Outro facto que não ajuda Dani Alves neste aspeto é a sua nacionalidade, uma vez que Espanha não tem acordo de extradição com o Brasil, e lhe seria então relativamente fácil voltar ao seu país e nunca mais responder à justiça espanhola. A defesa garante que ele quer colaborar, propôs que ele comparecesse até diariamente às autoridades, que lhe fosse retirado o passaporte, que fosse proibido de sair de Espanha, além de contactar com a vítima. Propôs ainda que saísse da prisão com pulseira eletrónica.

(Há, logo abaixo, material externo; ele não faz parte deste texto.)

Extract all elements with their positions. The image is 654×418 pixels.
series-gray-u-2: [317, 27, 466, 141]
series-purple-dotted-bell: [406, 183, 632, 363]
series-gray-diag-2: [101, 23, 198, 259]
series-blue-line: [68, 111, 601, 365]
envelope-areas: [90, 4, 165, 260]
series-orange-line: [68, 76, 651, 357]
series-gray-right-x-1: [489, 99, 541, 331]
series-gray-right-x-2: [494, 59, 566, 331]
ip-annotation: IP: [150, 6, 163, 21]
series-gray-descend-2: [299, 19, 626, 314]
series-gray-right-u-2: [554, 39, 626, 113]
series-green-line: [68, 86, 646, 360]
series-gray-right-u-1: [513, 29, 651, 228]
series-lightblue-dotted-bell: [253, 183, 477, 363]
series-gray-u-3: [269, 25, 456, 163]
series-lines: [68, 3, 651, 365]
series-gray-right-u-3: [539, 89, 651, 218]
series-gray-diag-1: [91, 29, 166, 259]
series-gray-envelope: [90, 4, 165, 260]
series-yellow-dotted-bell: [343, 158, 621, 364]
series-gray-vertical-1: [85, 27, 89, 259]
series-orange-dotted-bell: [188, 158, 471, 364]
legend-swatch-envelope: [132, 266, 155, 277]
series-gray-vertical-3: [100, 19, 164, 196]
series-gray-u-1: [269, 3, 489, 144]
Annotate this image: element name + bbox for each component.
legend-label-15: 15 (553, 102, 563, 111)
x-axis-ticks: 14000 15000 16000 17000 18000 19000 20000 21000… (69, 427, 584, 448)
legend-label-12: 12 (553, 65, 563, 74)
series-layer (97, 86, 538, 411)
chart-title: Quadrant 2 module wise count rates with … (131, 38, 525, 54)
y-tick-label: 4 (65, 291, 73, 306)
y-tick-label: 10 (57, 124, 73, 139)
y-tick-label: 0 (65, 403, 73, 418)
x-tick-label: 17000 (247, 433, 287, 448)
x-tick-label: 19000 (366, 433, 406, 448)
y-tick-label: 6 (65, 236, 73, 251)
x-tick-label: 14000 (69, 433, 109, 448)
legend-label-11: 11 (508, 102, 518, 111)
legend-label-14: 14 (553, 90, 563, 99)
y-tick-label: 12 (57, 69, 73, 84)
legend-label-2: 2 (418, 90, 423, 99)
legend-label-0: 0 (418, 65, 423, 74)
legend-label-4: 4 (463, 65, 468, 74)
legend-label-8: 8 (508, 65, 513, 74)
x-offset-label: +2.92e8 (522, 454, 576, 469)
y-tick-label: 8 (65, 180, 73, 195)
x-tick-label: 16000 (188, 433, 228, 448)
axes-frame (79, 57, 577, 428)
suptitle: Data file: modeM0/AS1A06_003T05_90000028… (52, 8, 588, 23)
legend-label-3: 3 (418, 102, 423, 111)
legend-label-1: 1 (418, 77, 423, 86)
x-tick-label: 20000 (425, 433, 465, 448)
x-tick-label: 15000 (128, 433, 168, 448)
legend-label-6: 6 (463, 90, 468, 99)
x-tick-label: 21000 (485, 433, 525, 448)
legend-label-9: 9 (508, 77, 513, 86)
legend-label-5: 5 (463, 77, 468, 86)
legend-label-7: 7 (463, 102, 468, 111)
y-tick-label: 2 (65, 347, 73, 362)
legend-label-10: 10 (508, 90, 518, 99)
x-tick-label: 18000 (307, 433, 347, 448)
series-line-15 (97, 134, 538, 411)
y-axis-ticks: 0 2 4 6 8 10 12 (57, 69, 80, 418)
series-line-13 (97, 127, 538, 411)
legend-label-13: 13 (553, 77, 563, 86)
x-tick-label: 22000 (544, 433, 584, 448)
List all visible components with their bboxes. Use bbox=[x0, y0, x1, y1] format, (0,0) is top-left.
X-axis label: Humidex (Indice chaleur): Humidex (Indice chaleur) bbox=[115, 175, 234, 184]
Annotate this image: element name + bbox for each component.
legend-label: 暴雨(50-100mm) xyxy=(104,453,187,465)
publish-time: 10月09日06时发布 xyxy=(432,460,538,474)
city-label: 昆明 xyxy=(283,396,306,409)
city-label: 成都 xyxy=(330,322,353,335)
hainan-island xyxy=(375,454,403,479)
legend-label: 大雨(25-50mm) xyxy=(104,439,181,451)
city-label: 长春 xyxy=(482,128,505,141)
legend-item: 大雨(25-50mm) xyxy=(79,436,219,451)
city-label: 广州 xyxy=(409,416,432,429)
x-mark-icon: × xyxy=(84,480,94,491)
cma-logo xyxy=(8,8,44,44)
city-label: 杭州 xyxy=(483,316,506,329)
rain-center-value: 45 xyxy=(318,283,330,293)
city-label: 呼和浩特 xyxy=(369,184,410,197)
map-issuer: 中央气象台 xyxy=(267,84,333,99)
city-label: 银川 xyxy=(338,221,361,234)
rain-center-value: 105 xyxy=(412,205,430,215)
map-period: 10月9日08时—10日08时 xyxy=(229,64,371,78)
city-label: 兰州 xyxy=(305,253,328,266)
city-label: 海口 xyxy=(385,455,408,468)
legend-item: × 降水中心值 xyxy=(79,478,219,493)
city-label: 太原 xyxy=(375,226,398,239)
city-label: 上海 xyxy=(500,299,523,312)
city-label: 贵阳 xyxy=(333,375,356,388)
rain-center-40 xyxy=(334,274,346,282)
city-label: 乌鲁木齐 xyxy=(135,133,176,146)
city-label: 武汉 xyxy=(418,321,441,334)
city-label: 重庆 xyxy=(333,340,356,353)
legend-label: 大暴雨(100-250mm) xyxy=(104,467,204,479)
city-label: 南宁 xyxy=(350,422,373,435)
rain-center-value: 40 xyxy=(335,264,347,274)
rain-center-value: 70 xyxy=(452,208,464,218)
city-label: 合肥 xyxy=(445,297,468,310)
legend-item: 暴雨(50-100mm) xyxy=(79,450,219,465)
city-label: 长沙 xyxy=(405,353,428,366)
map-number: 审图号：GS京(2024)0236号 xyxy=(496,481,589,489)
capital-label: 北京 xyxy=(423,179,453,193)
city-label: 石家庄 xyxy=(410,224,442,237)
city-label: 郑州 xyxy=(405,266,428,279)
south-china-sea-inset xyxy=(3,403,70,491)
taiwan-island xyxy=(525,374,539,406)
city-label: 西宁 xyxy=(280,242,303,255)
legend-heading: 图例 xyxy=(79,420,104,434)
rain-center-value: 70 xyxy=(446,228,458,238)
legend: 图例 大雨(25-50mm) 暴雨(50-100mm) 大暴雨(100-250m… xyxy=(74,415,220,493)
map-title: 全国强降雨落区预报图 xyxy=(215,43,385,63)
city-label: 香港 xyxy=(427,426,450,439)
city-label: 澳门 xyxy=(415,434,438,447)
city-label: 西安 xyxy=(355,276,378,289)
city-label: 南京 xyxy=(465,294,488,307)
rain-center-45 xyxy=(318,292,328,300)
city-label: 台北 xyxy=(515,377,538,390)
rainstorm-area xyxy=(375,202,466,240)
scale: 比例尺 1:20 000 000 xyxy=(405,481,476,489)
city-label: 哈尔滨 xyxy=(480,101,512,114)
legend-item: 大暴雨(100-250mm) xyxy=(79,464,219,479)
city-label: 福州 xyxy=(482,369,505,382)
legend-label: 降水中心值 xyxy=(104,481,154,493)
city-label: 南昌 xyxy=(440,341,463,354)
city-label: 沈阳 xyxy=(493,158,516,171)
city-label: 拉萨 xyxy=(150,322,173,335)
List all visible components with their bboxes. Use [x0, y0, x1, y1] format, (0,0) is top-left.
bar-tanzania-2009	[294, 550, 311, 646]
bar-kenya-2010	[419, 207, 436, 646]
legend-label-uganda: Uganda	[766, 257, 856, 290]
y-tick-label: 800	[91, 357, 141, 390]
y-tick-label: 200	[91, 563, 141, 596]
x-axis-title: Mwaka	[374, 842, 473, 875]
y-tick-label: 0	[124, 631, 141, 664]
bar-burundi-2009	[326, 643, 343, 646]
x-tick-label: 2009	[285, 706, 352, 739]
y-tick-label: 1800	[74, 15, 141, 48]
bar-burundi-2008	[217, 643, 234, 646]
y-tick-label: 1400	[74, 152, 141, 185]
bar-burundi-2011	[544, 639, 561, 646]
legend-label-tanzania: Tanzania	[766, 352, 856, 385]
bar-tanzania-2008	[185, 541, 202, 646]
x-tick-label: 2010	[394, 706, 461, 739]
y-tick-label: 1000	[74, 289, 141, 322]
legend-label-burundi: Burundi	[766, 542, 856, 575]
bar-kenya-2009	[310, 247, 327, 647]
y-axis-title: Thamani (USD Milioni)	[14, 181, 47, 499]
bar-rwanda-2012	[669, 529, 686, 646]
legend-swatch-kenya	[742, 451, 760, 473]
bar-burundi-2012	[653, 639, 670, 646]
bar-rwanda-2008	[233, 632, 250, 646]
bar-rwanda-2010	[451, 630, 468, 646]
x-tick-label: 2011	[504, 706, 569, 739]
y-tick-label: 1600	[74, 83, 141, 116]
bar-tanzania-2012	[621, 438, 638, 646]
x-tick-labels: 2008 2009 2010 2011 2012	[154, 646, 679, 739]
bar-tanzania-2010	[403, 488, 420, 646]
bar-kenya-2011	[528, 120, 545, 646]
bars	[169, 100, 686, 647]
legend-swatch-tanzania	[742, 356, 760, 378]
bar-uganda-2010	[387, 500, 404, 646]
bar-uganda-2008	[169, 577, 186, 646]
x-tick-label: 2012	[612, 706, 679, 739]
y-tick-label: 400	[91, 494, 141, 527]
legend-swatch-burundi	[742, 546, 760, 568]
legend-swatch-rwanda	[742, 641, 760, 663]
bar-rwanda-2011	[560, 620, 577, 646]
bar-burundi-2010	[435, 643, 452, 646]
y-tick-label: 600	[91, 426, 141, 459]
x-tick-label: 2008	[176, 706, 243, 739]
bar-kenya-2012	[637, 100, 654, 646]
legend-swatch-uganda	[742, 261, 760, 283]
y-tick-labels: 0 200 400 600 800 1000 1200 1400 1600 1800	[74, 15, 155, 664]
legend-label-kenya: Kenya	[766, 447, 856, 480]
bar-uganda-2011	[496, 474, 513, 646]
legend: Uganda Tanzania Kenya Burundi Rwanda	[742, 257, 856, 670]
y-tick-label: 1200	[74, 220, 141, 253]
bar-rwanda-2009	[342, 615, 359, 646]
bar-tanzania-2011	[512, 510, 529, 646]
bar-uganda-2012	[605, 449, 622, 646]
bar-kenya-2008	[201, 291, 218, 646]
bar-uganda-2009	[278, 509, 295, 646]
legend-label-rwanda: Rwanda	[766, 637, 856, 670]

Mas, até agora, nada funcionou.
O advogado tem-se queixado do relatório “tendencioso” dos Mossos d’Esquadra e do auto da juíza “quase acrítico e descuidado”, e garante que os indícios não são “evidentes e contundentes”. Baseada na interpretação que faz das imagens de videovigilância, a defesa tem sublinhado que, se entrou “em contradição” no momento da entrada na casa de banho da sala VIP, a jovem também poderá ter “adornado” a história com outros elementos que a “distorçam”.
Na recente resposta a estes argumentos, o tribunal é claro: os indícios “amplamente descritos” qualificam o ocorrido como uma agressão sexual e são “tão abundantes” que nem sequer exigem um exame “minucioso” das imagens de videovigilância da discoteca. Sobre a falta de lesões na vagina da vítima, que a defesa também tem extrapolado, o tribunal refere que isso não “neutraliza” outros indícios, que têm de ser analisados em tribunal, como os que constam no relatório médico ou os que resultam das recolhas de ADN.
O tribunal desvaloriza ainda o facto de Dani Alves se ter apresentado às autoridades por iniciativa própria, alegando que ele “desconhecia o alcance da investigação e os indícios de criminalidade”. Agora, refere a decisão que o manteve em prisão preventiva, há maior perigo de fuga por isso mesmo: porque ele tem consciência do que o pode esperar.
O jogador chegou a Barcelona no dia 17 de janeiro, tendo sido detido três dias depois. Tinha estado em Santa Cruz de Tenerife, no funeral da sogra. Num primeiro momento, a mulher de Dani Alves, Joana Sanz, defendeu-o e até o visitou na prisão. Nos últimos tempos, nas redes sociais, tem deixado mensagens que a afastam do marido.